Once again, the Edmonton Oilers find themselves trying to avoid a sweep in their two-game miniseries with a divisional opponent. This time, the Oilers will look to avoid handing the Montreal Canadiens the first four points of their season. The good news? Edmonton responded quite nicely in this spot against the Vancouver Canucks last week.
Edmonton’s 5-1 loss to the Canadiens was their first regulation loss in six games (5-0-1) against Montreal, and the first since March 2017. It was an ugly effort that also included some terrific goaltending on Montreal’s end and some bad bounces against Edmonton.
Jake Allen will make his debut for the Canadiens tonight, while Mikko Koskinen gets the go for the Oilers.
Keys To The Game:
Edmonton: Turn the effort up. The Canadiens dominated large portions of the game on Saturday night and looked like a vastly better team than the Oilers. I’m not sure about you, but I do not think that is an accurate reflection of the teams.
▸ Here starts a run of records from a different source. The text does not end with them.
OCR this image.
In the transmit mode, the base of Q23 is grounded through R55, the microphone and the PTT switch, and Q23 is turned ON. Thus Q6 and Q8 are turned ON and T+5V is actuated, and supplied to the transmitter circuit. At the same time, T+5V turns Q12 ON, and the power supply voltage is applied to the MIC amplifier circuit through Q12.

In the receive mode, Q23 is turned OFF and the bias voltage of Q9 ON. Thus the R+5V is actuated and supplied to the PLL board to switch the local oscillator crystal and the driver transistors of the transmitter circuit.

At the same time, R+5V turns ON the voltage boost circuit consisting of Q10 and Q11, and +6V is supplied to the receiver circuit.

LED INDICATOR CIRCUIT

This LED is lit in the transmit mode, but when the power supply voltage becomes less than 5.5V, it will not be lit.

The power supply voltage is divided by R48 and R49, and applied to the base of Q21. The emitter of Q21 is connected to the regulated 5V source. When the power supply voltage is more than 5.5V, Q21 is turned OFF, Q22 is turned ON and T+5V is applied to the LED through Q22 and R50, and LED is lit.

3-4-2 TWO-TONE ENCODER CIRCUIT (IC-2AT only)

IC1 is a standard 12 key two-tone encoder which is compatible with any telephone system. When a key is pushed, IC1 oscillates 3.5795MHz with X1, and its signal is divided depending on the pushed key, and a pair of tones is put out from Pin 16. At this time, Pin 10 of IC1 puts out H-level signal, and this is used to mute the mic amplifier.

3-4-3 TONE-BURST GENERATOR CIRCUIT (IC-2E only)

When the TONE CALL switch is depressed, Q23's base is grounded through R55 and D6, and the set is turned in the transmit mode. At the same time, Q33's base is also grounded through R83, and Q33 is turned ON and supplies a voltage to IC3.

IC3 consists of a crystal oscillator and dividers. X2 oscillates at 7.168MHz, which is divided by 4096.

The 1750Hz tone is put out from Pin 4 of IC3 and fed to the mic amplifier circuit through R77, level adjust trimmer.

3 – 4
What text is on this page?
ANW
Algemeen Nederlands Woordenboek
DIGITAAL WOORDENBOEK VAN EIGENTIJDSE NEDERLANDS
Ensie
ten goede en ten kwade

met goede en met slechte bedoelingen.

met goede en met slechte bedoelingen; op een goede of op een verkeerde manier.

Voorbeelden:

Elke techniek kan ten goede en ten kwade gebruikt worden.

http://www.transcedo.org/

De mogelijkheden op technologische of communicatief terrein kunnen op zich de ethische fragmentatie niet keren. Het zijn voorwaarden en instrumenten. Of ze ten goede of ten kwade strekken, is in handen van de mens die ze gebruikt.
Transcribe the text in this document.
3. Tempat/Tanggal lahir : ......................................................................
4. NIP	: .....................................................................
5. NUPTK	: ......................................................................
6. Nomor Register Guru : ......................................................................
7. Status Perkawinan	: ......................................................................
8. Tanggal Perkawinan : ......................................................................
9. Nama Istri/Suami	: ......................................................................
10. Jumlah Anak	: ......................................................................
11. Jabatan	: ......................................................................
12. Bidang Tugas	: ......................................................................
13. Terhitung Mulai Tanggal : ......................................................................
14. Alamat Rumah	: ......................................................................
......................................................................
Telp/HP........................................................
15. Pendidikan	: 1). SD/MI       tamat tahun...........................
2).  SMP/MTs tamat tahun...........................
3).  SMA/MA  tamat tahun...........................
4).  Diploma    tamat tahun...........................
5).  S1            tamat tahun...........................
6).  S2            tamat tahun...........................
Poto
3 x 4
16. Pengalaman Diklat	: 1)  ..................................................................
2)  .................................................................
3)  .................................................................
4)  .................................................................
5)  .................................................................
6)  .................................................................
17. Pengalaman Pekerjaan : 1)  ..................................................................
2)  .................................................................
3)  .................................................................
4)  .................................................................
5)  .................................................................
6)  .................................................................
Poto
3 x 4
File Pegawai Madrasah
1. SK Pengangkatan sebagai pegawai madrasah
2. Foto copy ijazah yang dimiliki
Edmonton lost far too many puck battles and gave up positioning far too easily in the loss. They need to be tougher on pucks and in the defensive zone tonight.
Montreal: Keep clogging the neutral zone and the blueline. Montreal did this perfectly on Saturday night, and as a result they frustrated Edmonton’s top-six forward group. The Oilers couldn’t get anything going with speed through the neutral zone, and they failed to adapt their offensive attack. Yes, Carey Price was outstanding, but Edmonton’s offense was largely neutralized by a big, experienced defensive group. The blueprint for a Habs victory is clear.
Players To Watch:
Edmonton: You want fire and effort? Zack Kassian should be your man. Kassian missed Saturday’s tilt for the birth of his second child, but he’ll draw back in tonight. Kassian hasn’t been the same player since he signed his extension last January, but there is pressure on him to perform and his team needs a spark. If he can’t come out throwing hits and attacking tonight, what’s the point?
Montreal: Nick Suzuki may just be the goods. He caught my eye multiple times on Saturday night with his playmaking ability, skills with the puck and offensive IQ. Montreal has long been looking for a center to emerge and be the guy. Could Suzuki be it? It looks like he has the tools.
To the surprise of no one, the Oilers will be making changes tonight. What is a surprise? Who is coming out. Both Caleb Jones and Ethan Bear will be scratched, while Kris Russell and William Lagesson each make their season debuts. Jujhar Khaira remains out up front, while Kassian draws back in and Tyler Ennis comes out.
Edmonton Oilers Lines:
Ryan Nugent-Hopkins – Connor McDavid – Zack Kassian
Dominik Kahun – Leon Draisaitl – Kailer Yamamoto
Joakim Nygard – Kyle Turris – Jesse Puljujarvi
Josh Archibald – Devin Shore – Alex Chiasson
Darnell Nurse – Slater Koekkoek
Kris Russell – Tyson Barrie
William Lagesson – Adam Larsson
The Habs, no surprise, will roll with the same lineup as Saturday night with the lone exception of Allen drawing in for Price. Allen was acquired via trade this offseason from the St. Louis Blues. Alexander Romanov was loaned to the taxi squad yesterday, but will be available for this contest.
Montreal Canadiens Lines:
Tomas Tatar – Phillip Danault – Brendan Gallagher
Jonathan Drouin – Nick Suzuki – Josh Anderson
Tyler Toffoli – Jesperi Kotkaniemi – Joel Armia
Artturi Lehkonen – Jake Evans – Paul Byron
Ben Chiarot – Shea Weber
Joel Edmundson – Jeff Petry
Brett Kulak – Alexander Romanov
“He works hard in practice but he competes hard in front of the net and in the corners,” Tippett said of Lagesson, who will be making his season debut tonight. “If his puck game can continue to improve he could be a really good player. I watched all of his games when he played over in Europe this year, his puck movement and the ability to make some plays seems like it was very much improved. He’s played well and deserves a chance.”
Connor McDavid picked up an assist on Slater Koekkoek’s goal late in the game on Saturday night, but he was largely quiet in the loss. That’s usually a bad sign for whoever has to see McDavid next. He was held pointless on opening night and scored four points (3 g, 1 a) in game two. Will he turn in something impressive tonight?
You won’t want to take penalties against this Montreal team. Through two games, the Habs hold the best powerplay in the NHL with a 60% conversion rate. They have scored on three of their first five advantages this season, including once on Saturday. The Habs also scored a shorthanded goal in the win, the first one Edmonton has surrendered this season. Montreal’s PK is currently 71% early in the season.